Friday, May 04, 2007

Socialist Desperation in France

There is an old saying that people vote their: (pocketbooks, party, resentments, aspirations, moral convictions, values, identity, or self-interest). Sunday’s vote in France will add another non-definitive data point to the electoral evidence. My choice in this specific vote is fears. People vote their fears.

Europe (finally!) gets the War on Terror: The words "cynical" and "immoral" were used by Sarkozy recently to describe the Boomer Left. Europe's vacation from reality is reaching its natural limits, and public opinion is sobering up fast.

With just hours before the decisive election the socialist candidate is trailing badly in the polls. In what some label desperation the left is waving the bloody shirt to the public. As time winds down Ségolène Royal accuses her opponent of being a threat to democracy and warns of violence if Sarkozy is elected.

Hillblogger 3: There is no doubt in my mind that while Royal's performance has enhanced her stature as a politician, someone to reckon with seriously in the not too distant French legislative elections, her "tantrums" and "woolliness" her debate with Sarkozy turned off many "centrist" voters. Even friends of mine who were hardline Socialists were unanimous - Royal blew it big time when she went on unprecedented name-calling attacks against Sarkozy, i.e., liar, immoral, dangerous, brutal, divisive, etc.

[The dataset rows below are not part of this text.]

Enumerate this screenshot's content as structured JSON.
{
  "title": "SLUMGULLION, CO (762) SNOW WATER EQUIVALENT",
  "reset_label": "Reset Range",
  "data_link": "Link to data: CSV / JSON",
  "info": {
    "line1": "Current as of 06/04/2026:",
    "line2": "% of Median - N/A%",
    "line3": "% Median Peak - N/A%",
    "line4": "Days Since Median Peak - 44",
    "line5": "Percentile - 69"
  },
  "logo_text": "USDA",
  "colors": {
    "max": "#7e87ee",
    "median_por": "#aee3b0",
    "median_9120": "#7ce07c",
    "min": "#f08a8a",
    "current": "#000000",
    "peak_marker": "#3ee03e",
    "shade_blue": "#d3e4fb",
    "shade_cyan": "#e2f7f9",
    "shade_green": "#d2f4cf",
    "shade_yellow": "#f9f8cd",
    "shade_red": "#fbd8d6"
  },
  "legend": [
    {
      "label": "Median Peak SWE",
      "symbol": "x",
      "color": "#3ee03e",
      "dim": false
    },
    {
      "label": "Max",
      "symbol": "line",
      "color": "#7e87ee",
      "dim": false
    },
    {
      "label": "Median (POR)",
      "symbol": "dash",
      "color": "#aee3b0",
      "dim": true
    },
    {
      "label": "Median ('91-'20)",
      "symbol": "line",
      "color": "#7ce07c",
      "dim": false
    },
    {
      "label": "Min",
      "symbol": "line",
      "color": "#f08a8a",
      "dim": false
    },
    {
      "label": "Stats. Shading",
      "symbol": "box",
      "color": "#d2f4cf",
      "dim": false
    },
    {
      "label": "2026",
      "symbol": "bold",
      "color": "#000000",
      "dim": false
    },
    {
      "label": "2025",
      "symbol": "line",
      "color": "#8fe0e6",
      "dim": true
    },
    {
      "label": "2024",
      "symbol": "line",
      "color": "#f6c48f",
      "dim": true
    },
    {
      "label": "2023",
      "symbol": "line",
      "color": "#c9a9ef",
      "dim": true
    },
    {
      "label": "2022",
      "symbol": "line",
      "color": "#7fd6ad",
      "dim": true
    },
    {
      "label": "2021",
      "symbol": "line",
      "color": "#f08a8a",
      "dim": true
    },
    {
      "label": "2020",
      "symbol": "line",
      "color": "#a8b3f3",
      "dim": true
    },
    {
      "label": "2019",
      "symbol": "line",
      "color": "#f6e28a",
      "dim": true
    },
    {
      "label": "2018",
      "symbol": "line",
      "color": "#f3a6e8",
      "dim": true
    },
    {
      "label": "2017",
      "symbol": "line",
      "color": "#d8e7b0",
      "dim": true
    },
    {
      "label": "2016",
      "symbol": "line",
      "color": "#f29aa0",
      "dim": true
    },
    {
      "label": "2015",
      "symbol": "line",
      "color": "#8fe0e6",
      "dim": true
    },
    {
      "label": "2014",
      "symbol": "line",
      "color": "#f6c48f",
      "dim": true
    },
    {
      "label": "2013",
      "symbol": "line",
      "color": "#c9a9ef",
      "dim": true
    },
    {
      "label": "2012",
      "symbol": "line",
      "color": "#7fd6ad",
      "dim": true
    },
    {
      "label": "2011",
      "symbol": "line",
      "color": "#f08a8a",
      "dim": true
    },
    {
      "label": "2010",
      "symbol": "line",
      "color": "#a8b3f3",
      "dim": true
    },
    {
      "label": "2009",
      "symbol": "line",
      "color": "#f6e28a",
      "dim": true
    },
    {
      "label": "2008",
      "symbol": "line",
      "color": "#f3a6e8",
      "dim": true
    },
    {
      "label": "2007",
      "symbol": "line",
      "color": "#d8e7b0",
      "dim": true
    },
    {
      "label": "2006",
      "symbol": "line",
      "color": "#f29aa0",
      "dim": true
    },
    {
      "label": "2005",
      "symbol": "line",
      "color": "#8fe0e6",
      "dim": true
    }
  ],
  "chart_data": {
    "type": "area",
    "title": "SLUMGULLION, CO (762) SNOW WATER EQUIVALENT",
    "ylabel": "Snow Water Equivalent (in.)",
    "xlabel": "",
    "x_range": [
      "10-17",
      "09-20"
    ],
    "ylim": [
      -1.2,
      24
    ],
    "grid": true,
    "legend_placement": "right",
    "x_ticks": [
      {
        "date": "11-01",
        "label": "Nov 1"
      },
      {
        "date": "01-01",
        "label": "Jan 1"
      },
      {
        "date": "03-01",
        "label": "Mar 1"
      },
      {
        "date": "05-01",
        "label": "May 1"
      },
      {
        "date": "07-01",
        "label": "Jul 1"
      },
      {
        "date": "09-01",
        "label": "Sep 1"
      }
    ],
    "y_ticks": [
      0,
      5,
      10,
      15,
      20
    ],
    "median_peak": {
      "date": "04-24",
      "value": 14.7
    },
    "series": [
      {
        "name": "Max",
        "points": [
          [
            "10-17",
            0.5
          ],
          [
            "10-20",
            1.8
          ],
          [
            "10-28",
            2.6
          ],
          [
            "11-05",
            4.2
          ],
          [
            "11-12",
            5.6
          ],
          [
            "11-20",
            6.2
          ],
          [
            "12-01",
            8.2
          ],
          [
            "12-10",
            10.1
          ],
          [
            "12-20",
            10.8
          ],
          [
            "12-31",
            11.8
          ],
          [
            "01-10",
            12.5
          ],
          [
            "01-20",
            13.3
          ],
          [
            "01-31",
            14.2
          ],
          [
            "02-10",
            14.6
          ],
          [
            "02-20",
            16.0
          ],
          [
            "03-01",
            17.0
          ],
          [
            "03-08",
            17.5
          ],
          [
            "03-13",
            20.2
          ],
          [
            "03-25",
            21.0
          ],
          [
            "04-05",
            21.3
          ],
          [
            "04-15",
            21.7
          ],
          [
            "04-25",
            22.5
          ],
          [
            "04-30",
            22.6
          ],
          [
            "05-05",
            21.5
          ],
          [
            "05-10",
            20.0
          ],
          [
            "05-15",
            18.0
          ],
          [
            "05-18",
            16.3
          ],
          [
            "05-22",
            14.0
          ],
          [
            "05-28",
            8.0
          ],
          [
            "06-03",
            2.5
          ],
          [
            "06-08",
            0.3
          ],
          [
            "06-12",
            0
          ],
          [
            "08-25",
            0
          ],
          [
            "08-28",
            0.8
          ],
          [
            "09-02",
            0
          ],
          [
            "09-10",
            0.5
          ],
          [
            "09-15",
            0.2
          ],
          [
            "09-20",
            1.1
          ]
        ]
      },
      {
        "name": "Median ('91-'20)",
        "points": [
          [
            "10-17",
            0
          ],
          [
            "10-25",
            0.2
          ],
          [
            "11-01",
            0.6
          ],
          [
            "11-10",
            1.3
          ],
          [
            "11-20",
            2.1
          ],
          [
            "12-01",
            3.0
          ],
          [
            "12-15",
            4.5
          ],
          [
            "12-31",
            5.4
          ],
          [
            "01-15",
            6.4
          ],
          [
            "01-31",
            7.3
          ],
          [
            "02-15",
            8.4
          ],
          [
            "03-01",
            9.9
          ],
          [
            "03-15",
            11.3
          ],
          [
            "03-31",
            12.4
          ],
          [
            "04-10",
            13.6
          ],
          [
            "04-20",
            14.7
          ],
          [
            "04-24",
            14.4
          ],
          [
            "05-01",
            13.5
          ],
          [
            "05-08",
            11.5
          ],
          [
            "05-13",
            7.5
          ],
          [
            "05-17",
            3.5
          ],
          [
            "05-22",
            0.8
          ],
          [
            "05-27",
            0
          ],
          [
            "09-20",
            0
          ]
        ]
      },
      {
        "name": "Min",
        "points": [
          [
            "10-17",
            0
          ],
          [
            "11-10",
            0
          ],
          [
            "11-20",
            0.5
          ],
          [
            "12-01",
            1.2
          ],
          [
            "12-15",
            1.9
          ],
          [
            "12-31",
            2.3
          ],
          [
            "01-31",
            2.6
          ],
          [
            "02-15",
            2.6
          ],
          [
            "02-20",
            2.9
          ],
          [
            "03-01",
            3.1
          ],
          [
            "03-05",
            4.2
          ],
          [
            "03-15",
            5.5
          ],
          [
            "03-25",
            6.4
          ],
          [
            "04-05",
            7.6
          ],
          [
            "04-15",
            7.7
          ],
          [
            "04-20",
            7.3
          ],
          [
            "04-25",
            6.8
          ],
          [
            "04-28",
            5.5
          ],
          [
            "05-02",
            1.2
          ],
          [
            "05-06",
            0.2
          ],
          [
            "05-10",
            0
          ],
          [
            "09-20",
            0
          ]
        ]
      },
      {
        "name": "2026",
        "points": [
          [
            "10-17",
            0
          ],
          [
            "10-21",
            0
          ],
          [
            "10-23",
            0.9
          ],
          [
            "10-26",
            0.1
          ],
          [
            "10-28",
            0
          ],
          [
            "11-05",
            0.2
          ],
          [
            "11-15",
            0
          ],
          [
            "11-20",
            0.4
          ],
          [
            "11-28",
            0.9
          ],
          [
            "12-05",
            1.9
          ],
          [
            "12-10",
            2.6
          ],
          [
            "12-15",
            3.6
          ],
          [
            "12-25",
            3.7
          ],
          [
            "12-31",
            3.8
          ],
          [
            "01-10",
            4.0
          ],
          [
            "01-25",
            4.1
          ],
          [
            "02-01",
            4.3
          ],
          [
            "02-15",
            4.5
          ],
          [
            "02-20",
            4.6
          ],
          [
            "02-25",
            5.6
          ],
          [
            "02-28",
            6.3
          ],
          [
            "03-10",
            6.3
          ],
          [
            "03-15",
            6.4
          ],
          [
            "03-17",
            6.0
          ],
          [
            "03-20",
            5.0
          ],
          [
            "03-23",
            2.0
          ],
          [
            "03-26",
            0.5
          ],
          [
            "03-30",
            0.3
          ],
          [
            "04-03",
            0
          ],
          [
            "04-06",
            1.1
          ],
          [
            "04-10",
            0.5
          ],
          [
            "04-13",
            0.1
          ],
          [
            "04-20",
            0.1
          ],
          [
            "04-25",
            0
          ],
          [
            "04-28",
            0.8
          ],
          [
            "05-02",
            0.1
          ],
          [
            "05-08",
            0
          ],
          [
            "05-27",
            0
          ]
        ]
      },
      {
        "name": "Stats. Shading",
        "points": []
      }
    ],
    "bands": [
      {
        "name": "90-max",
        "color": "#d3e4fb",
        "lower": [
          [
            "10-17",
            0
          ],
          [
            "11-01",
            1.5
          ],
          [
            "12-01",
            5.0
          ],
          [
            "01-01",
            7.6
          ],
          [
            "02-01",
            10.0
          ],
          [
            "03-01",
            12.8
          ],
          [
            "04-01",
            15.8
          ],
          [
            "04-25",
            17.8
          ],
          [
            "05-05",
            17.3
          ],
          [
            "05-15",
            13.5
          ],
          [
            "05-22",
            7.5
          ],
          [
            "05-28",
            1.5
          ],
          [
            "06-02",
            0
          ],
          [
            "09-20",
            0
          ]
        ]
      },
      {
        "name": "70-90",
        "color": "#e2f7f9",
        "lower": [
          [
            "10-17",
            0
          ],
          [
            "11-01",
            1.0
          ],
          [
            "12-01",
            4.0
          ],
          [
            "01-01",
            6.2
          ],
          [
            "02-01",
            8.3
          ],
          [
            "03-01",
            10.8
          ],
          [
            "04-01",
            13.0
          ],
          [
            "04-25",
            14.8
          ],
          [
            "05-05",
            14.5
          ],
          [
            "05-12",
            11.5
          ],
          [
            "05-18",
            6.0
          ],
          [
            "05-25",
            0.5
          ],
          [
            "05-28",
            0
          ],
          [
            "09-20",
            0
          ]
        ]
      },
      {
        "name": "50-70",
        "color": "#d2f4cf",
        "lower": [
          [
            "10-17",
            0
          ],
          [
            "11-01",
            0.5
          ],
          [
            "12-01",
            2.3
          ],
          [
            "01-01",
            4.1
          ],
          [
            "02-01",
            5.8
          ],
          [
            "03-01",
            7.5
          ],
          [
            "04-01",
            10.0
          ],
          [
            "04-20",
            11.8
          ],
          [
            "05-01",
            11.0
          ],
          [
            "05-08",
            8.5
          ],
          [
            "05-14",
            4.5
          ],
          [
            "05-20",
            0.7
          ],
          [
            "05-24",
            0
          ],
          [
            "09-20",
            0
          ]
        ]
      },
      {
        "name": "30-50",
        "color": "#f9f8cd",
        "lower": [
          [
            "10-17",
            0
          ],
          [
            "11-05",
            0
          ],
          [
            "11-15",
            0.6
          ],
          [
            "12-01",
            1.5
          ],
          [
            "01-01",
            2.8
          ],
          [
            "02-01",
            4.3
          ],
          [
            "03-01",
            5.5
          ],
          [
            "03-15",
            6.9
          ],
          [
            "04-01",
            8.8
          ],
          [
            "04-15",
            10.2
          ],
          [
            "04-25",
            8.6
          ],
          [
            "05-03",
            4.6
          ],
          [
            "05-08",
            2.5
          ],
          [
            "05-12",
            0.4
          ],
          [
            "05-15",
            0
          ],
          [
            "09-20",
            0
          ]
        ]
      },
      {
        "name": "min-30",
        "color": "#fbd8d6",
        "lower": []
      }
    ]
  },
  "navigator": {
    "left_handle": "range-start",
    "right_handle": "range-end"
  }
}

Not at all presidential, they say.

American style capitalism is the antithesis of maximum government dependency at the core of socialism. Nicolas Sarkozy is realist enough to understand the cherished French welfare state will not survive assault by an outside world filled with poverty, anger and values intrinsically opposed to western concepts including individual freedom of thought.

EU Referendum: Nicolas Sarkozy who is, let us not forget, the son of a Hungarian refugee from the Soviets, has been talking about events in Chechnya in a way that is not entirely complimentary to Russia, pointing out that a great country ought not to be handling matters that way. On his return from a visit to Washington he said: “When I think that those who disapprove of my visit with Bush are the same ones who would shake hands with Putin, it makes me quietly laugh”.

French extraterritorial voters go to the ballots Saturday then national residents vote Sunday. The direction of Europe will be shifting.